Collective Agreement Resolving Disputes


The 1991 Act allows the employer to lock out an industry as an extreme measure during the process of negotiating a collective agreement. The procedural conditions are similar to those that apply to unions when they call a strike. Thus, the employer is required to lay off three days in advance and a lockout may be illegal for the reasons mentioned above for strikes. Workers affected by a legal lockout are entitled to a payment at the half rate of their normal rate. The Law on Collective Agreements (No. 2/1991 in the Collection of Laws), as amended, defines the terms of collective disputes between employers and unions, regulates the organization of trade union actions and provides for mediation and arbitration procedures before any action. The contracting parties are responsible for complying with their provisions. The Collective Agreements Act of 1991, as amended, governs strikes. A strike is defined as a partial or total work stoppage by employees. The law implies a peace clause in collective agreements – that is, both parties are required to preserve “social peace” after a collective agreement is concluded. Strikes can also be organised in solidarity with workers from other companies or organisations; These strikes are intended to assist striking workers in the dispute over the conclusion of their collective agreement. A strike notice must be sent in writing at least three working days before the strike begins.

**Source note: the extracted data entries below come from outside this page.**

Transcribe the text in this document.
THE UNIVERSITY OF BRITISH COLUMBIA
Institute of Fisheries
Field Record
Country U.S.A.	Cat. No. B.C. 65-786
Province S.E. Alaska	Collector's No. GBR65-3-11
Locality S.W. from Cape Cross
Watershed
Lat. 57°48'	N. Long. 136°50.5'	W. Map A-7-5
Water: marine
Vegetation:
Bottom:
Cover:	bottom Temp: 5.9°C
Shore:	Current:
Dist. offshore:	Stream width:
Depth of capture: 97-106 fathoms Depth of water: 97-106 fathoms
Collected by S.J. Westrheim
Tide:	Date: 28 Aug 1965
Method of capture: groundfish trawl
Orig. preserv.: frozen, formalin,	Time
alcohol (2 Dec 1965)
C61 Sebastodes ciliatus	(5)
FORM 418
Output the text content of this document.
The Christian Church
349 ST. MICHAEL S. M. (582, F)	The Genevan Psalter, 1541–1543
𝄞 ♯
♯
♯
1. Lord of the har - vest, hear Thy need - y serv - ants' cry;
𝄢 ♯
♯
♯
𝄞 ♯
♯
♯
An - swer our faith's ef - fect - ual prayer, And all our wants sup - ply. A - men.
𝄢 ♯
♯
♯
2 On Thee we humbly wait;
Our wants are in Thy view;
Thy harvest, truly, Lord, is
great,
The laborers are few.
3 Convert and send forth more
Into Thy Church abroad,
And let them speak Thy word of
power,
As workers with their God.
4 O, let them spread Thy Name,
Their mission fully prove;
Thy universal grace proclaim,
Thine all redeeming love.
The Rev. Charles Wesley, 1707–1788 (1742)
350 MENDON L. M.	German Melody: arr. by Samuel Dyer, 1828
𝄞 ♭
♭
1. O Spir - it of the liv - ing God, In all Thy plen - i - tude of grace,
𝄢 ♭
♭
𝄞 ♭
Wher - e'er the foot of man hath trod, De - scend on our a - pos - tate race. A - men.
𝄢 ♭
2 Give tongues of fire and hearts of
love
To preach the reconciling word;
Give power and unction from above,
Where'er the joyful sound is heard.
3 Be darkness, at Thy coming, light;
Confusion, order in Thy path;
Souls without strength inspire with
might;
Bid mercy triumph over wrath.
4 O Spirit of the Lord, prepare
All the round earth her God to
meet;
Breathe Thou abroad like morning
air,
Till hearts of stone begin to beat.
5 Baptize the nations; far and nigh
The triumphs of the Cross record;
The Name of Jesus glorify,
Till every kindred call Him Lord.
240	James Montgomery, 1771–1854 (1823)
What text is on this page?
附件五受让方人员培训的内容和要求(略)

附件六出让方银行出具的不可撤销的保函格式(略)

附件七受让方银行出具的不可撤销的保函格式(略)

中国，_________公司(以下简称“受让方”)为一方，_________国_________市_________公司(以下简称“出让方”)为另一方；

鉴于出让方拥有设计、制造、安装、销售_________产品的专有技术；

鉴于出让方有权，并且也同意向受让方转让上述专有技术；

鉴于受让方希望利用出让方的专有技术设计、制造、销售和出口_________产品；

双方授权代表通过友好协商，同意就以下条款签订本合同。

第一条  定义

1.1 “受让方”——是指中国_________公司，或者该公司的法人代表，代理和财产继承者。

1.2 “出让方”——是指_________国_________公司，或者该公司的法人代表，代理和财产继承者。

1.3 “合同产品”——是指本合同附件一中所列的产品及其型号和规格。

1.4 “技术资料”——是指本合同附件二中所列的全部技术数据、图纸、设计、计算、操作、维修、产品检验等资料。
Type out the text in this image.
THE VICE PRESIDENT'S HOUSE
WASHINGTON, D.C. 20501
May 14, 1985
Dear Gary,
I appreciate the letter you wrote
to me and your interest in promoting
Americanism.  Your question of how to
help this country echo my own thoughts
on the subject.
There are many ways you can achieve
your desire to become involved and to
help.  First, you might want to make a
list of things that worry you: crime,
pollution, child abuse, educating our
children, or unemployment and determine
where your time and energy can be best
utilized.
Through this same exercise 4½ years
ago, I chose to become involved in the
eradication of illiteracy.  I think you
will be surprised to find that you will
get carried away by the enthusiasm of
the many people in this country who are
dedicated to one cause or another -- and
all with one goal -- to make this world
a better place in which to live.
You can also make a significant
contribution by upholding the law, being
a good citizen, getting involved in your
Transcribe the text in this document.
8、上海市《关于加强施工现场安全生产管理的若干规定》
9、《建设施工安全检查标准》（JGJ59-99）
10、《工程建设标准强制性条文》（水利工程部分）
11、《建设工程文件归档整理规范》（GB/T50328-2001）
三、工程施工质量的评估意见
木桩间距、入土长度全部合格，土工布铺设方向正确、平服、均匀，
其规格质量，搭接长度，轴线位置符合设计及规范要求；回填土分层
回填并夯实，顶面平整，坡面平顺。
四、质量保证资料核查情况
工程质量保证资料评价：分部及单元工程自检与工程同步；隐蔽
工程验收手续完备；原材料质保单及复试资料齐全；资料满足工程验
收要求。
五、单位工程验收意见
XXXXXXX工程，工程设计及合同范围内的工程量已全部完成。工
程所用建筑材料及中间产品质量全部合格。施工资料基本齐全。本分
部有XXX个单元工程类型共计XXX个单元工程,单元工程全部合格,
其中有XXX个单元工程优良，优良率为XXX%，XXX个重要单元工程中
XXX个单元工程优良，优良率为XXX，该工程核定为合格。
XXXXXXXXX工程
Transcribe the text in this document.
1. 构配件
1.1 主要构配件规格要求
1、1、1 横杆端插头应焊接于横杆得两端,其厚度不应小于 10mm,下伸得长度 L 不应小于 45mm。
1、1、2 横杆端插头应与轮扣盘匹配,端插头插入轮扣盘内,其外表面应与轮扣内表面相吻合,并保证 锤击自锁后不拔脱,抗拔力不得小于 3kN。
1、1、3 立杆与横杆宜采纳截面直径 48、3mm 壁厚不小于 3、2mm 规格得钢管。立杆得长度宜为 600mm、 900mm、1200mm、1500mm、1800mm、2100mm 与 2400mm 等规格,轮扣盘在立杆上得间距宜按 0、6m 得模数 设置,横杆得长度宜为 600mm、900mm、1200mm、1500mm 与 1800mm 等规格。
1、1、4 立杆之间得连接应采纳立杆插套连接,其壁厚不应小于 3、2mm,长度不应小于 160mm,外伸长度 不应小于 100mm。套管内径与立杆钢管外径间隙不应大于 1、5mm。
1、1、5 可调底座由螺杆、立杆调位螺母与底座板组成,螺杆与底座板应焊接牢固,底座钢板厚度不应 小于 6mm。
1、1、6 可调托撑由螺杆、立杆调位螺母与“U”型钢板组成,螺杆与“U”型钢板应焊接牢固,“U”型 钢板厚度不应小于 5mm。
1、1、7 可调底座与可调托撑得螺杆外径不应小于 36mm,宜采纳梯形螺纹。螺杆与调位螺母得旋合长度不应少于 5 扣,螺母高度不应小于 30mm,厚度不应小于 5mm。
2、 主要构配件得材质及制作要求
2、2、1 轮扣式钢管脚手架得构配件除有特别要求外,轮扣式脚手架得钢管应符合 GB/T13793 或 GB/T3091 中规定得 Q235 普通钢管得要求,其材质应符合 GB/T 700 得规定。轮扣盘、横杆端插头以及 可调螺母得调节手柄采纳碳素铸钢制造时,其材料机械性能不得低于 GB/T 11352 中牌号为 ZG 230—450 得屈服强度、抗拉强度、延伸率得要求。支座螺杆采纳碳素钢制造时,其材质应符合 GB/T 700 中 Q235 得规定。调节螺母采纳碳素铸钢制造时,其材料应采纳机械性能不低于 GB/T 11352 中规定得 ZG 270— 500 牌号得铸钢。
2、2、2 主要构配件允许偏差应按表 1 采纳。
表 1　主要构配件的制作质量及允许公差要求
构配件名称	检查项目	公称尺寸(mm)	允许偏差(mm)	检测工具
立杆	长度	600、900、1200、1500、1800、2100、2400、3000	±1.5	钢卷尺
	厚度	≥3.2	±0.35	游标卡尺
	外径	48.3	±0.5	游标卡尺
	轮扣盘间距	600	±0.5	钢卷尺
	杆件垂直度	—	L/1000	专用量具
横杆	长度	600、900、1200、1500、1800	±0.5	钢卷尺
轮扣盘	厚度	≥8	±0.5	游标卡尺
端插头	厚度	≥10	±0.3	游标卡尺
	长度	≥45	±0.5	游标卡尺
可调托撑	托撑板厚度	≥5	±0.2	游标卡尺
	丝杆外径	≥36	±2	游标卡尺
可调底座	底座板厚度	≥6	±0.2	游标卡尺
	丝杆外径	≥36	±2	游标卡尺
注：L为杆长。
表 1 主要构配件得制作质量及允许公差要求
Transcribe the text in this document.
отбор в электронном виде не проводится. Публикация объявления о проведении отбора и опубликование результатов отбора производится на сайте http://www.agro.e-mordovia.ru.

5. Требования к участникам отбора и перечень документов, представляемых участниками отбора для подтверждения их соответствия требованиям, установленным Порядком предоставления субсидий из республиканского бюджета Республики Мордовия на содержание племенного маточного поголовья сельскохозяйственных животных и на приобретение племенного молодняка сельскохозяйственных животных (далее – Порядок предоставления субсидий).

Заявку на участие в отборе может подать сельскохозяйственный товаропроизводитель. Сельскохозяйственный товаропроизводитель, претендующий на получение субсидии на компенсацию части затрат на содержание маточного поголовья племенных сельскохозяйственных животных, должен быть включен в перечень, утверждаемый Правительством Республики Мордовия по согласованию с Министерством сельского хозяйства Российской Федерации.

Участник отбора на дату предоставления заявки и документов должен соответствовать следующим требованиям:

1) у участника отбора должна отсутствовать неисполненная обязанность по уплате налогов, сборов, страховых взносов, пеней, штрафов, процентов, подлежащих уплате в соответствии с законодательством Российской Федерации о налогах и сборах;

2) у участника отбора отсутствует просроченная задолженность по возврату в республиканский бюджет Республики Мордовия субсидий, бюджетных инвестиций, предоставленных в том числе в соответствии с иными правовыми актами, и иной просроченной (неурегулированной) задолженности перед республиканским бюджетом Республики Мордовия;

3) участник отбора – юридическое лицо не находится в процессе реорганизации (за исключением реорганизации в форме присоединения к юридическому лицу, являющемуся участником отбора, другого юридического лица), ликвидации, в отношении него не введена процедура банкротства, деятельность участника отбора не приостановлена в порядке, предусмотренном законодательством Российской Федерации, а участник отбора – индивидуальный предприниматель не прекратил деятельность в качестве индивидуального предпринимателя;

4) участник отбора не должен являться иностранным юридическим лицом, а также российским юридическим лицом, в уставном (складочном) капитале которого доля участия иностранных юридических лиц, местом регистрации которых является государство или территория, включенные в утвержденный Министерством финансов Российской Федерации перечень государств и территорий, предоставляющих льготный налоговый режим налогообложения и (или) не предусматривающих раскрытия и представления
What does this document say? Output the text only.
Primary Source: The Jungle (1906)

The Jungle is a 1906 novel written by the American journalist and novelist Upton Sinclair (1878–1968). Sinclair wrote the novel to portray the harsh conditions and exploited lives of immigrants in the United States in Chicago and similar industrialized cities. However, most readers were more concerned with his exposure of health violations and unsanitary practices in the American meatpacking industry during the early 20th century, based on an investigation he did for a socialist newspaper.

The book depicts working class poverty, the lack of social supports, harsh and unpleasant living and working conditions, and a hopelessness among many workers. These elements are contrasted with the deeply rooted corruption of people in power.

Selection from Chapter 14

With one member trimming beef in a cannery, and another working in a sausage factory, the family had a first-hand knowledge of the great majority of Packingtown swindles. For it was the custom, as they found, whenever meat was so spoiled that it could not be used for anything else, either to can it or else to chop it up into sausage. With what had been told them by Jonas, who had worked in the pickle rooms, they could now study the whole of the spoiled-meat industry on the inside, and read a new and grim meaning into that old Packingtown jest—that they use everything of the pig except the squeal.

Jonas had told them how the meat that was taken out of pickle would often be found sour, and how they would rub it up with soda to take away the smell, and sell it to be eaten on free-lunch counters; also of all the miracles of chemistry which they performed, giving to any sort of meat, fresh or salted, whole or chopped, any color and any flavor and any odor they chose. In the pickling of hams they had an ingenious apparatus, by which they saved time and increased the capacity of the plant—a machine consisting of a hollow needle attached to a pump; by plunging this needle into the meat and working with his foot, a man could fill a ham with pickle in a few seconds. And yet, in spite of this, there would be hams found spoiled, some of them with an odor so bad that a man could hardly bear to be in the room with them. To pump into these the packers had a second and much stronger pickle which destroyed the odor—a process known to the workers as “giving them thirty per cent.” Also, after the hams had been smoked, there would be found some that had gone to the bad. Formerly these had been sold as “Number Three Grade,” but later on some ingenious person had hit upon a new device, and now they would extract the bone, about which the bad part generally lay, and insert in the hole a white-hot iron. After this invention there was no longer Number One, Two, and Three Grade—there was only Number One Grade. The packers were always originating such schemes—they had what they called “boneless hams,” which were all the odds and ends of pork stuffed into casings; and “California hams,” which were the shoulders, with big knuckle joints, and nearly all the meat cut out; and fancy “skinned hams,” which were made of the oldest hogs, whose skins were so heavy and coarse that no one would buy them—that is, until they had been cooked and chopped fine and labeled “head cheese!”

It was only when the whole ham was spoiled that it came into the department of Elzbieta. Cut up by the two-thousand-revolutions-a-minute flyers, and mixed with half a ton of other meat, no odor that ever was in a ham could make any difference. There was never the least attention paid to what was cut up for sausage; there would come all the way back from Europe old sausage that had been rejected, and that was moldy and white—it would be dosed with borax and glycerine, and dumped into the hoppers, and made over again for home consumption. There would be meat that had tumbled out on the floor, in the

The notice indicates the start date, the strike objectives and the names of the union representatives who lead the strikers. One of the fundamental principles of the code is the prohibition of work stoppages for the duration of a collective agreement. This means that disputes that arise during this Parliament must be resolved without strike or lockout. A proposal to appoint a mediator to assist in the conclusion of a collective agreement cannot be submitted until at least 60 days have been made available since a written proposal by one of the negotiating parties for the conclusion of a new collective agreement and the opening of negotiations (SK0210102F). Mediation takes place only if the parties wish and is intended to bring both parties to an agreement in a collective dispute. Any adult citizen or legal entity can act as a mediator and be placed on an official list of mediators (the same applies to arbitrators). If the parties do not agree on a mediator, one of the parties may ask the Ministry of Labour, Social Affairs and Family (hereafter referred to as the ministry) for a party to be designated from a list maintained by the ministry. Parties who have entered into a collective agreement must submit the collective agreement and accompanying documents to the Ministry of Social Affairs and Health within one month of the signing of the collective agreement. The employer must submit a copy of the agreement in writing and by e-mail so that the common law agreement can be published on the Internet.